UK chancellor Jeremy Hunt revealed his Budget in the House of Commons on Wednesday, which included various measures to support individuals and businesses against a backdrop of high inflation and economic uncertainty.

He announced plans for 12 new Investment Zones across the UK, which will each have access to 80 million pounds of support “for a range of interventions including skills, infrastructure, tax reliefs, and business rates retention”.

Hunt also said The Office for Budget Responsibility (OBR) now expects UK inflation to drop to 2.9 percent by the end of 2023 from 10.7 percent in the final quarter of 2022.

But UK retail bodies were disappointed that more could have been done to help retailers amid the cost-of-living crisis.

‘Missed opportunity’

Dee Corsi, the CEO of the New West End Company, which represents 600 businesses in London’s West End, said in a statement: “The chancellor has missed an opportunity to look again at Sunday trading hours and help address some of the damage done by his introduction of VAT on spending by international visitors.

“The West End continues to lag other global shopping destinations with less restrictive trading hours such as Dubai, New York, Milan, and even Paris where they have liberalised trading hours in certain tourist hotspots.”

Helen Dickinson, the chief executive of the British Retail Consortium (BRC), said that while measures such as energy bill support and changes to childcare costs “are welcomed”, “many businesses are weighed down by a myriad of higher costs right through the supply chain”.

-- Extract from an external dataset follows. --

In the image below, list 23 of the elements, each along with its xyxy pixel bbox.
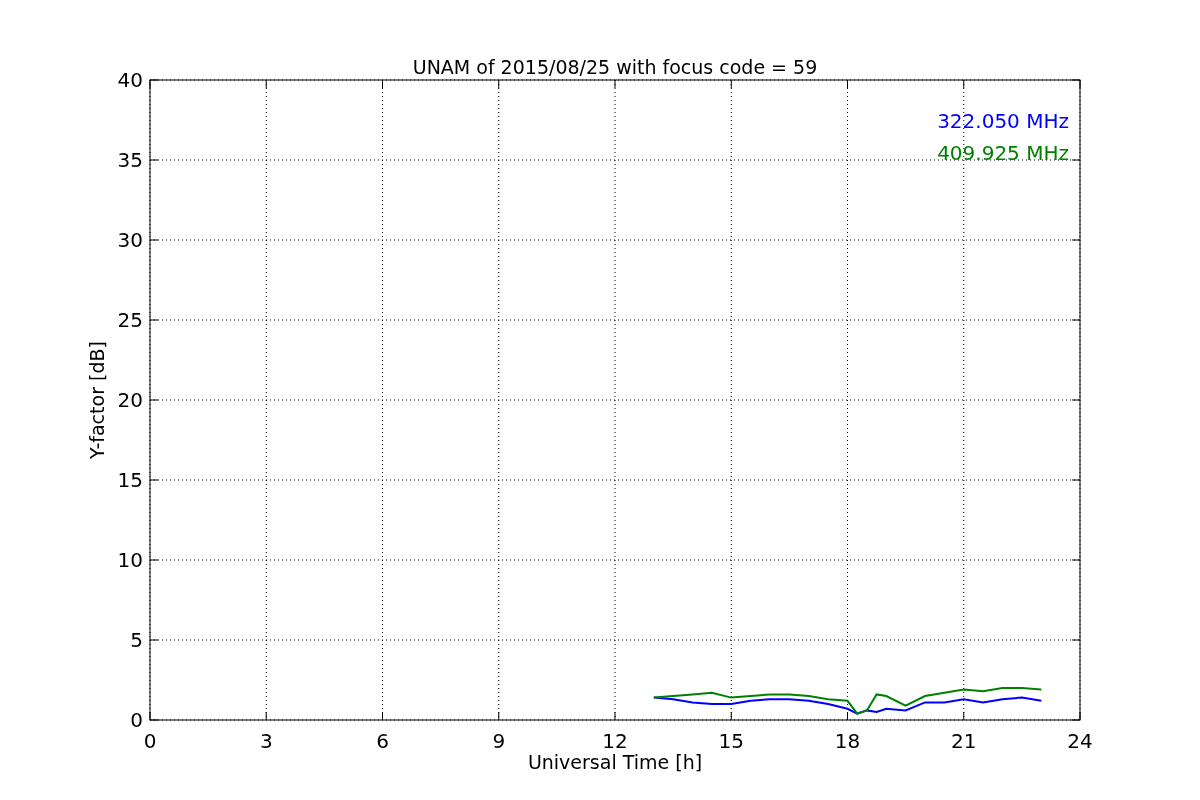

She said the government “must do more to limit one of the biggest drags to retail investment, which is oncoming regulatory burdens heading down the track, or risk a crash in business investment and further inflationary pressures”.

Dickinson also said the chancellor “missed a key opportunity to fix the issues with the Apprenticeship Levy system” to support people to re-enter the workforce.

She continued: “Over the last three years, businesses have lost 3.5 billion pounds in unused Levy funds. To break this cycle of wasted investment, it is vital that the government allows businesses to use their hard-earned Levy funds for a wider array of skills courses.”